BAKERSFIELD, Calif. (KGET) – A dos guardias de Brink se les encargó transportar millones de dólares en joyas y piedras preciosas desde San Mateo, California, a un patio de almacenamiento seguro en Los Ángeles en julio. Pero la entrega no salió según lo planeado, explica una nueva demanda.

Después de un espectáculo de gemas y joyas en San Mateo el 10 de julio, se cargó un camión blindado con 73 bolsas que contenían joyas, según una demanda separada presentada por Brink’s el 4 de agosto en un tribunal federal de Nueva York. El camión partió alrededor de la medianoche con el envío destinado en última instancia a una exhibición de joyería en Pasadena.

Mientras realizaban el viaje de aproximadamente 370 millas, un guardia dormía mientras el otro conducía “en cumplimiento de las normas del Departamento de Transporte”, según la demanda de Brink. El camión se detuvo brevemente en el área de descanso de Buttonwillow en la Interestatal 5, justo al oeste de Bakersfield, para que el conductor usara el baño.

A las 2:05 a.m. del 11 de julio, llegaron al Flying J en Lebec, a unas 40 millas al sur de Bakersfield. El conductor dejó a su compañero en la litera y entró a por comida.

Al regresar a las 2:32 a.m., el conductor notó que tanto el sello de plástico alrededor del camión como la cerradura trasera habían sido cortados, pero el guardia que había estado durmiendo dijo que “no vio ni escuchó nada inusual”, según la demanda.

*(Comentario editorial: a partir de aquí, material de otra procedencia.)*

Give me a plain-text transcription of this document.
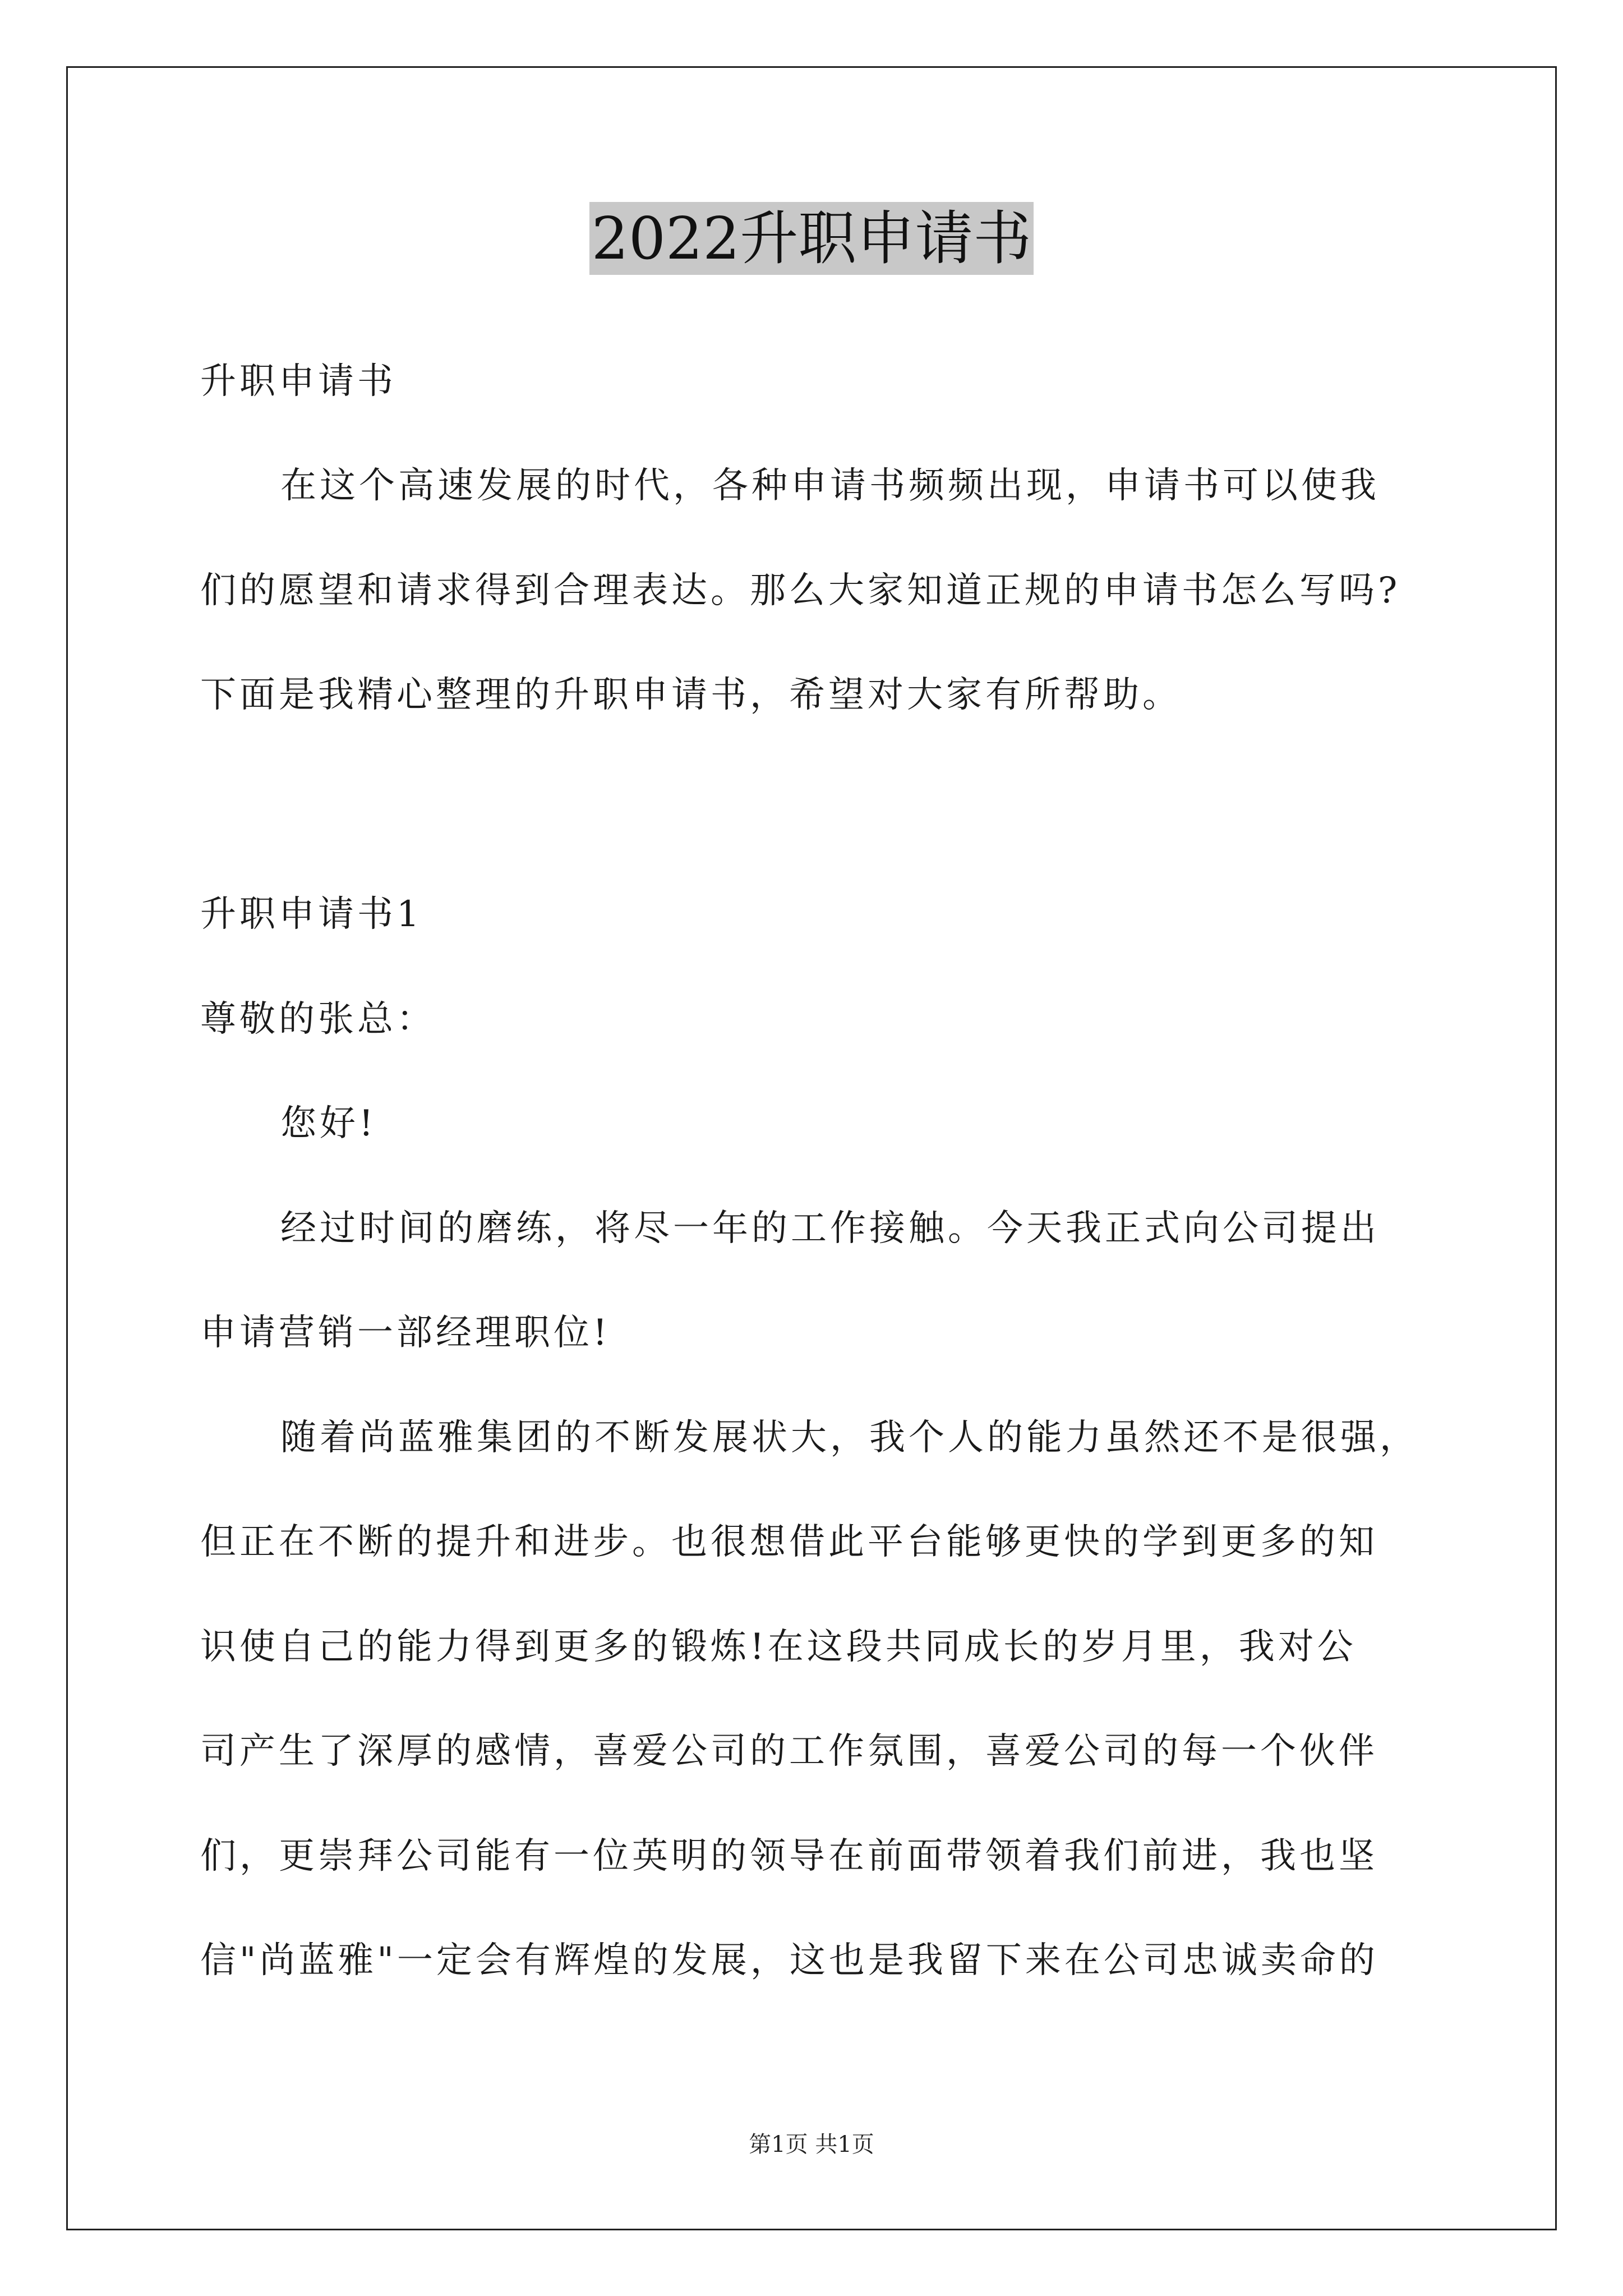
2022升职申请书
升职申请书
在这个高速发展的时代，各种申请书频频出现，申请书可以使我
们的愿望和请求得到合理表达。那么大家知道正规的申请书怎么写吗?
下面是我精心整理的升职申请书，希望对大家有所帮助。
升职申请书1
尊敬的张总：
您好!
经过时间的磨练，将尽一年的工作接触。今天我正式向公司提出
申请营销一部经理职位!
随着尚蓝雅集团的不断发展状大，我个人的能力虽然还不是很强，
但正在不断的提升和进步。也很想借此平台能够更快的学到更多的知
识使自己的能力得到更多的锻炼!在这段共同成长的岁月里，我对公
司产生了深厚的感情，喜爱公司的工作氛围，喜爱公司的每一个伙伴
们，更崇拜公司能有一位英明的领导在前面带领着我们前进，我也坚
信"尚蓝雅"一定会有辉煌的发展，这也是我留下来在公司忠诚卖命的
第1页 共1页
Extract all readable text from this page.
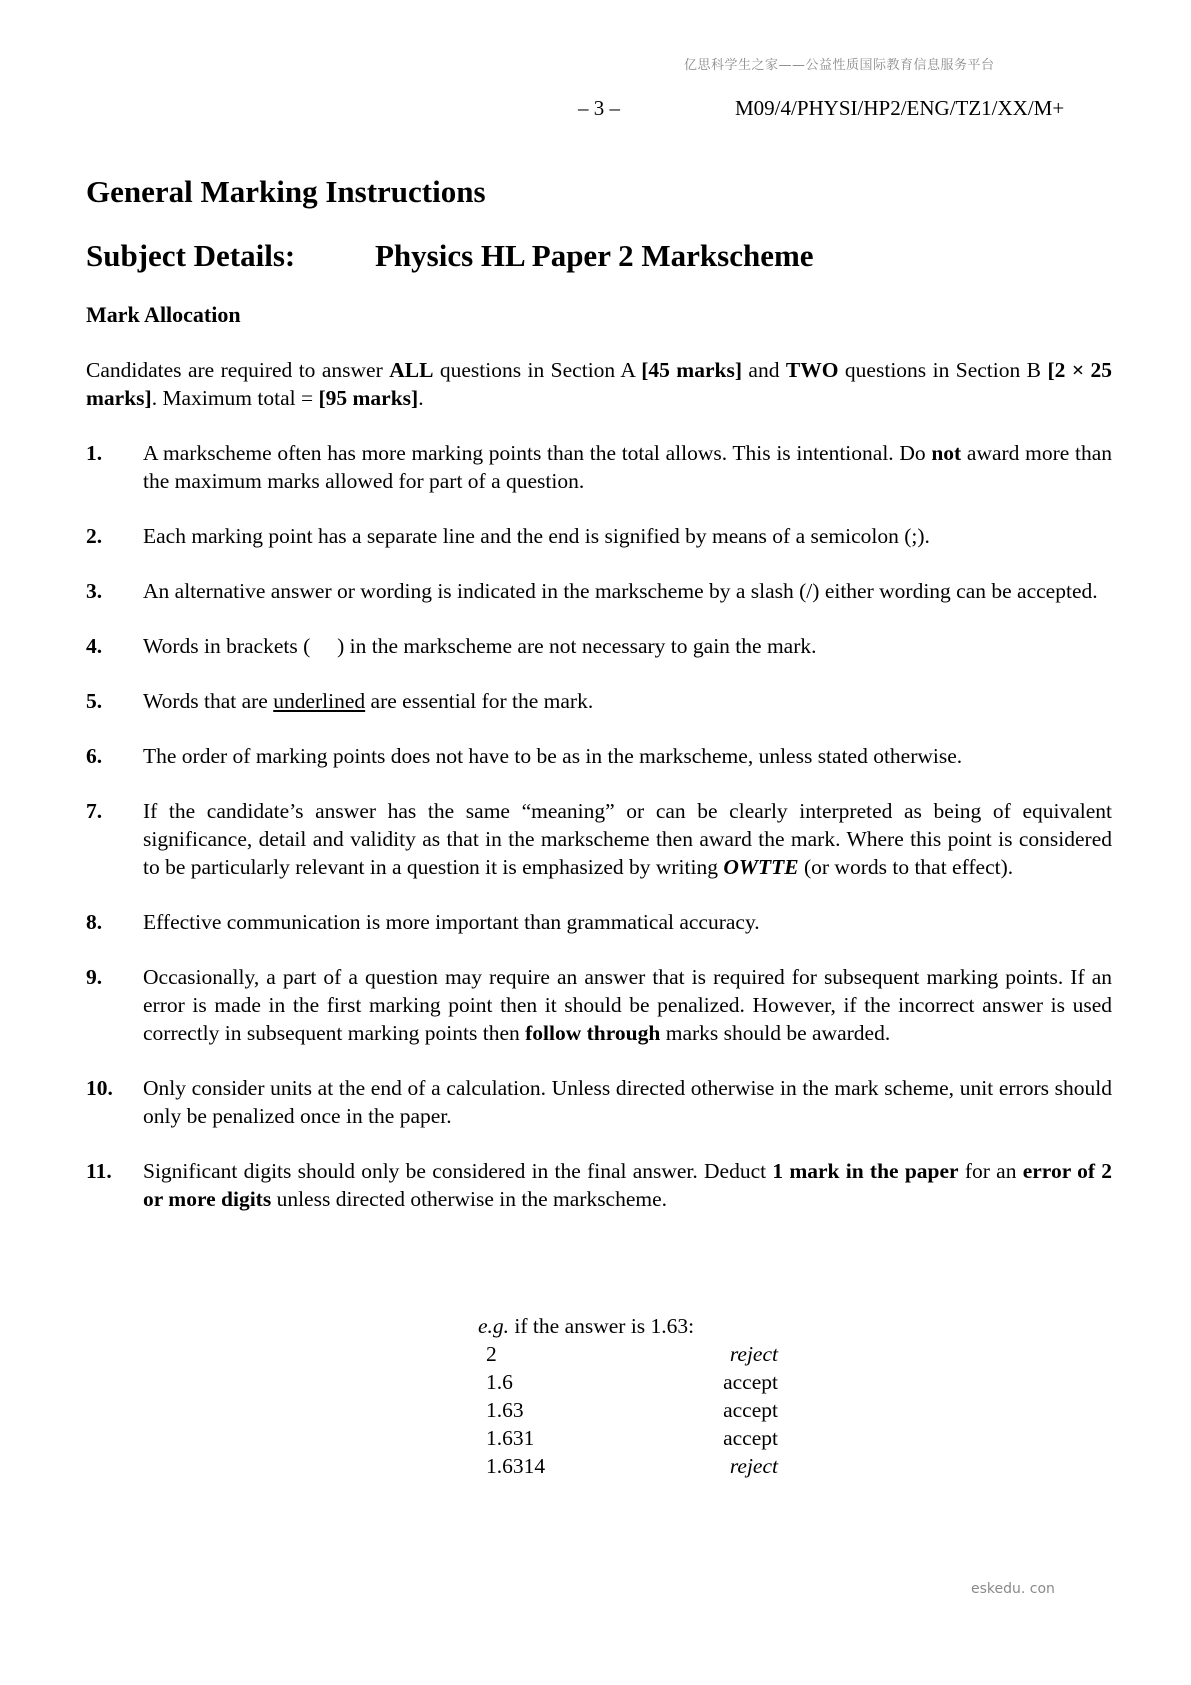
亿思科学生之家——公益性质国际教育信息服务平台
– 3 –	M09/4/PHYSI/HP2/ENG/TZ1/XX/M+
General Marking Instructions
Subject Details:	Physics HL Paper 2 Markscheme
Mark Allocation
Candidates are required to answer ALL questions in Section A [45 marks] and TWO questions in Section B [2 × 25 marks]. Maximum total = [95 marks].
1.	A markscheme often has more marking points than the total allows. This is intentional. Do not award more than the maximum marks allowed for part of a question.
2.	Each marking point has a separate line and the end is signified by means of a semicolon (;).
3.	An alternative answer or wording is indicated in the markscheme by a slash (/) either wording can be accepted.
4.	Words in brackets (     ) in the markscheme are not necessary to gain the mark.
5.	Words that are underlined are essential for the mark.
6.	The order of marking points does not have to be as in the markscheme, unless stated otherwise.
7.	If the candidate’s answer has the same “meaning” or can be clearly interpreted as being of equivalent significance, detail and validity as that in the markscheme then award the mark. Where this point is considered to be particularly relevant in a question it is emphasized by writing OWTTE (or words to that effect).
8.	Effective communication is more important than grammatical accuracy.
9.	Occasionally, a part of a question may require an answer that is required for subsequent marking points. If an error is made in the first marking point then it should be penalized. However, if the incorrect answer is used correctly in subsequent marking points then follow through marks should be awarded.
10.	Only consider units at the end of a calculation. Unless directed otherwise in the mark scheme, unit errors should only be penalized once in the paper.
11.	Significant digits should only be considered in the final answer. Deduct 1 mark in the paper for an error of 2 or more digits unless directed otherwise in the markscheme.
e.g. if the answer is 1.63:
2	reject
1.6	accept
1.63	accept
1.631	accept
1.6314	reject
eskedu. con
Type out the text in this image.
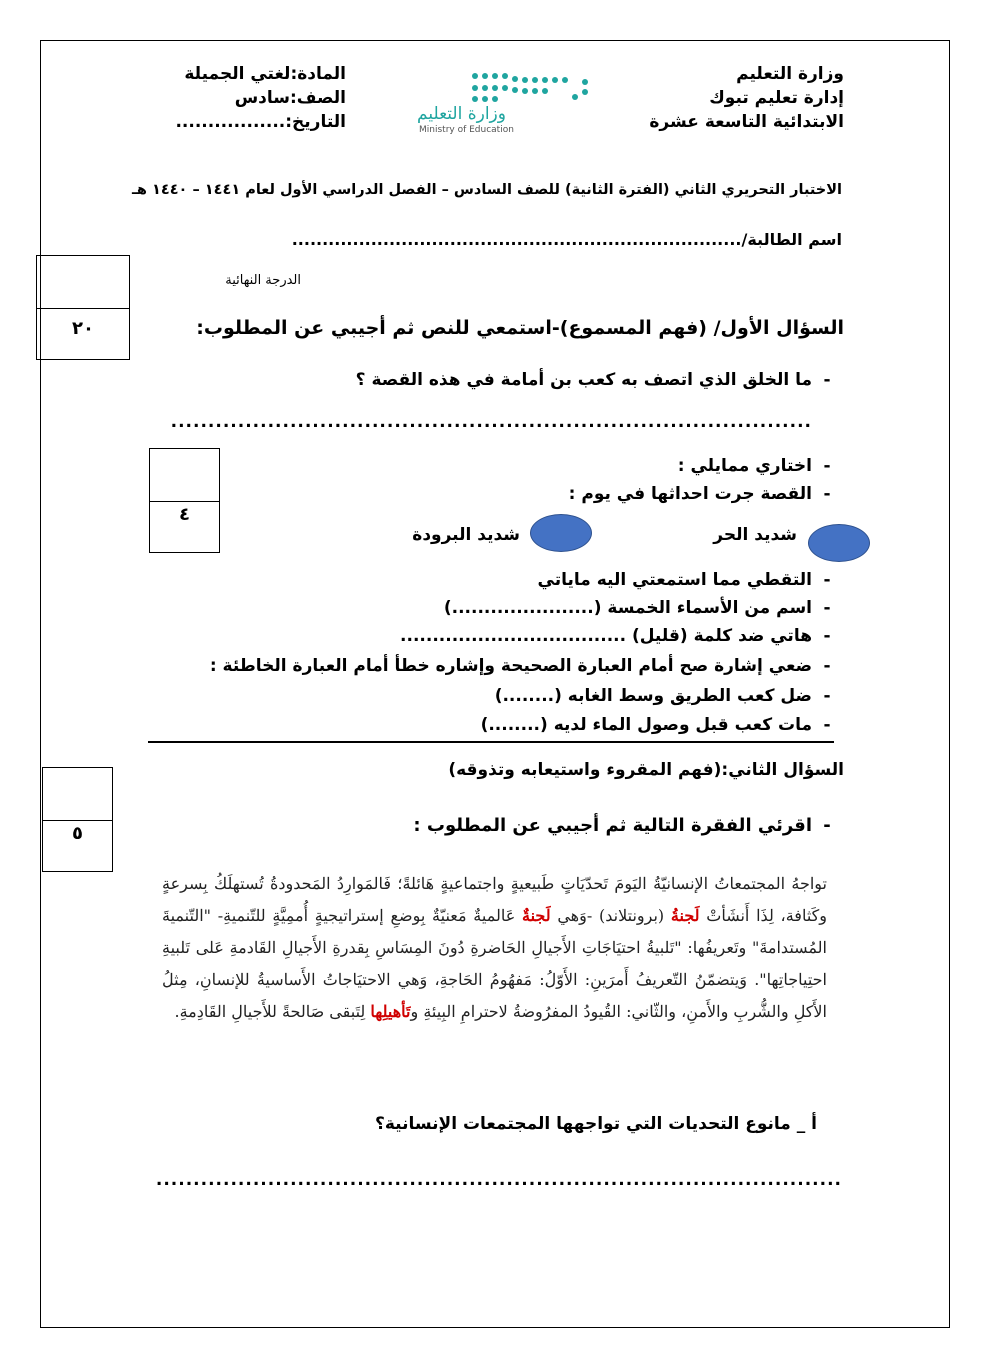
وزارة التعليم
إدارة تعليم تبوك
الابتدائية التاسعة عشرة
وزارة التعليم
Ministry of Education
المادة:لغتي الجميلة
الصف:سادس
التاريخ:.................
الاختبار التحريري الثاني (الفترة الثانية) للصف السادس – الفصل الدراسي الأول لعام ١٤٤١ – ١٤٤٠ هـ
اسم الطالبة/..........................................................................
٢٠
الدرجة النهائية
السؤال الأول/ (فهم المسموع)-استمعي للنص ثم أجيبي عن المطلوب:
-ما الخلق الذي اتصف به كعب بن أمامة في هذه القصة ؟
......................................................................................
٤
-اختاري ممايلي :
-القصة جرت احداثها في يوم :
شديد الحر
شديد البرودة
-التقطي مما استمعتي اليه مایاتي
-اسم من الأسماء الخمسة (......................)
-هاتي ضد كلمة (قليل) ...................................
-ضعي إشارة صح أمام العبارة الصحيحة وإشاره خطأ أمام العبارة الخاطئة :
-ضل كعب الطريق وسط الغابه (........)
-مات كعب قبل وصول الماء لديه (........)
٥
السؤال الثاني:(فهم المقروء واستيعابه وتذوقه)
-اقرئي الفقرة التالية ثم أجيبي عن المطلوب :
تواجهُ المجتمعاتُ الإنسانيّةُ اليَومَ تَحدّيَاتٍ طَبيعيةٍ واجتماعيةٍ هَائلةً؛ فَالمَوارِدُ المَحدودةُ تُستهلَكُ بِسرعةٍ وكَثافة، لِذَا أَنشَأتْ لَجنةُ (برونتلاند) -وَهي لَجنةٌ عَالميةٌ مَعنيّةٌ بِوضعِ إستراتيجيةٍ أُممِيَّةٍ للتّنميةِ- "التّنميةَ المُستدامةَ" وتَعريفُها: "تَلبيةُ احتيَاجَاتِ الأَجيالِ الحَاضرةِ دُونَ المِسَاسِ بِقدرةِ الأَجيالِ القَادمةِ عَلى تَلبيةِ احتِياجاتِها". وَيتضمّنُ التّعريفُ أَمرَينِ: الأَوّلُ: مَفهُومُ الحَاجةِ، وَهي الاحتيَاجاتُ الأَساسيةُ للإنسانِ، مِثلُ الأَكلِ والشُّربِ والأَمنِ، والثّاني: القُيودُ المفرُوضةُ لاحترامِ البِيئةِ وتَأهيلِها لِتَبقى صَالحةً للأَجيالِ القَادِمةِ.
أ _ مانوع التحديات التي تواجهها المجتمعات الإنسانية؟
............................................................................................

En los 27 minutos que el conductor se fue, los ladrones supuestamente robaron casi dos docenas de bolsas de joyas, según una demanda presentada por joyeros afectados por el incidente.

Los guardias “fracasaron miserablemente”, escribieron los joyeros.

“Uno dejó un camión lleno de joyas y piedras preciosas durante media hora completamente fuera de su vista en una parada de camiones remota mientras compraba comida, y el otro literalmente estaba dormido en el trabajo, dormitando a solo unos metros de donde estaban los ladrones. robando aproximadamente $100 millones de la propiedad de los demandantes”, según la demanda de los joyeros, que se presentó el 19 de agosto en el Tribunal Superior del Condado de Los Ángeles.

El atraco dejó a los “pequeños joyeros, en su mayoría mayores, sin los medios para ganarse la vida”, dice su demanda. De las 73 bolsas naranjas grandes que transportaba el camión, faltaban 22.

Los joyeros acusan a Brink’s de negligencia e incumplimiento de contrato, entre otras causas de acción, y nombran a Flying J como demandado, argumentando que la plaza tenía iluminación y video inadecuados u otra vigilancia del área de estacionamiento.

El valor real de las joyas y piedras preciosas presuntamente robadas también está en disputa.

Brink’s argumenta que los manifiestos de las bolsas perdidas las enumeran con un valor total de $8.7 millones, mucho menos que los $100 millones que alegan los joyeros.

“Sobre la información y las creencias, Brink’s cree que cada acusado busca recuperar más de Brink’s de lo que está permitido en virtud del contrato”, según la demanda de la empresa de seguridad presentada en un tribunal federal de Nueva York.

Los Angeles Times informó por primera vez sobre las demandas la semana pasada. Si bien los investigadores del alguacil han adquirido un video relacionado con el robo, no se han realizado arrestos.